The album somehow manages to do the same thing. It wasn’t a sudden departure away from the art of story-telling, of myths, magic, long heroic battles and the usual Progressive ideals. Even Duke still manages to have the notion of Prog within its boundary during the songs that deal with Duke himself, however come side two of Genesis, the Progressive element seems to disappear.

Side One for the most part is haunting, there is a shiver of excitement as the drum sound of Mama kicks in, the spectral sound of Phil Collins laughing demonically as the ode to a prostitute makes it way through some steamy, obsessional and interesting lyrics. That’s All is out and out pop, a single waiting to happen and the closer of the side, the outrageously good Home By The Sea/ Second Home By The Sea, despite the amount of electronic work to be heard is perhaps the last great throw of the dice to that idea of lengthy story-telling that the group had nurtured since the 1970 album The Knife.

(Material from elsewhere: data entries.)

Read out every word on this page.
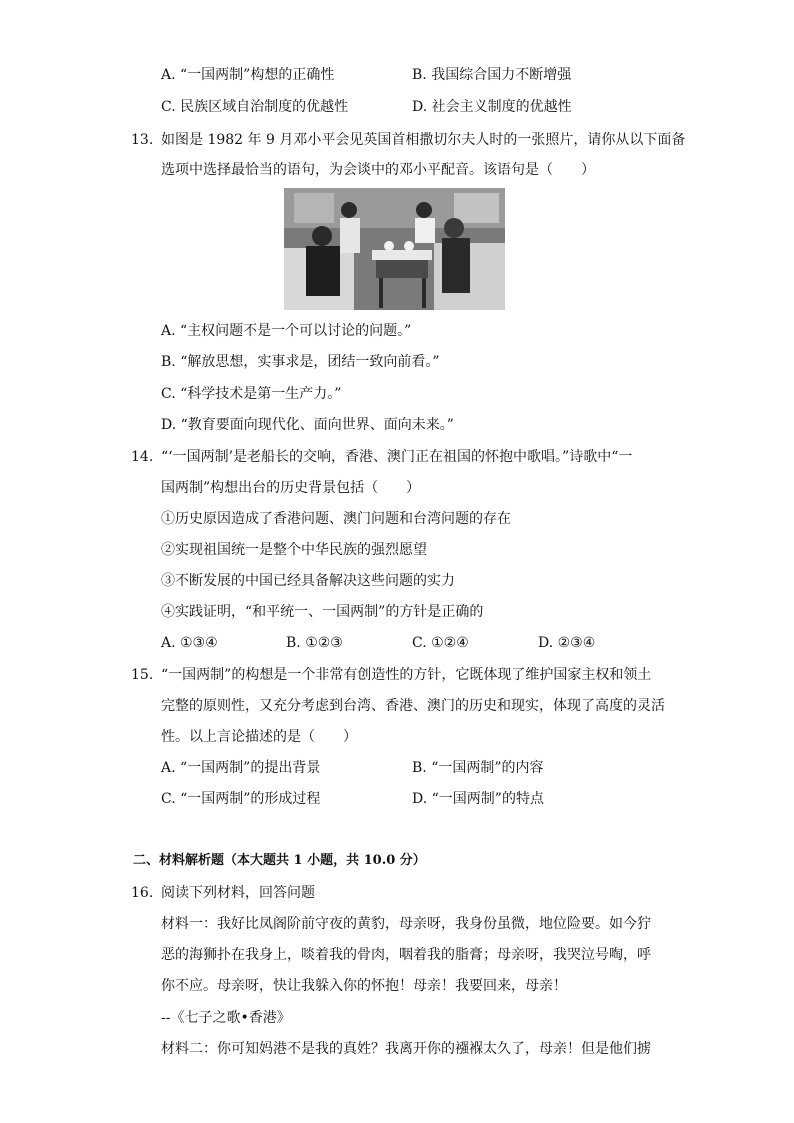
A. “一国两制”构想的正确性	B. 我国综合国力不断增强
C. 民族区域自治制度的优越性	D. 社会主义制度的优越性
13. 如图是 1982 年 9 月邓小平会见英国首相撒切尔夫人时的一张照片，请你从以下面备
选项中选择最恰当的语句，为会谈中的邓小平配音。该语句是（　　）
A. “主权问题不是一个可以讨论的问题。”
B. “解放思想，实事求是，团结一致向前看。”
C. “科学技术是第一生产力。”
D. “教育要面向现代化、面向世界、面向未来。”
14. “‘一国两制’是老船长的交响，香港、澳门正在祖国的怀抱中歌唱。”诗歌中“一
国两制”构想出台的历史背景包括（　　）
①历史原因造成了香港问题、澳门问题和台湾问题的存在
②实现祖国统一是整个中华民族的强烈愿望
③不断发展的中国已经具备解决这些问题的实力
④实践证明，“和平统一、一国两制”的方针是正确的
A. ①③④	B. ①②③	C. ①②④	D. ②③④
15. “一国两制”的构想是一个非常有创造性的方针，它既体现了维护国家主权和领土
完整的原则性，又充分考虑到台湾、香港、澳门的历史和现实，体现了高度的灵活
性。以上言论描述的是（　　）
A. “一国两制”的提出背景	B. “一国两制”的内容
C. “一国两制”的形成过程	D. “一国两制”的特点
二、材料解析题（本大题共 1 小题，共 10.0 分）
16. 阅读下列材料，回答问题
材料一：我好比凤阁阶前守夜的黄豹，母亲呀，我身份虽微，地位险要。如今狞
恶的海狮扑在我身上，啖着我的骨肉，咽着我的脂膏；母亲呀，我哭泣号啕，呼
你不应。母亲呀，快让我躲入你的怀抱！母亲！我要回来，母亲！
--《七子之歌•香港》
材料二：你可知妈港不是我的真姓？我离开你的襁褓太久了，母亲！但是他们掳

Side Two was different, to many it is very good, an example of what was to come in Invisible Touch, the greater reliance on Phil Collins’ ever growing confidence, not just as the vocalist but as a song-writer which had matured during the early part of his solo career.

The five tracks that make up the B side range from what can be termed slightly offence in some quarters, Illegal Alien, to the actually all right Taking It All To Hard. The problem being is that Side One really gets down, deep and dirty, it infuses a love of the band that had come all the way through the 70s with its various departures of key musicians, the survival of the Punk phenomenon in which many Progressive groups fell by the way side and the move into a more radio friendly era, the second set of songs wouldn’t have been amiss from being part of a solo collection by any member of the three remaining members. A Yin and Yang juxtaposition.

Genesis is one of those albums that if you stopped at the end of the first four tracks and went no further, you would hail it as a work of genius but at the back of the mind a nagging small voice would be whispering, “Yes it might not stand up as great work, and some of it doesn’t really deserve the Genesis tag but what the hell, it’s good fun.”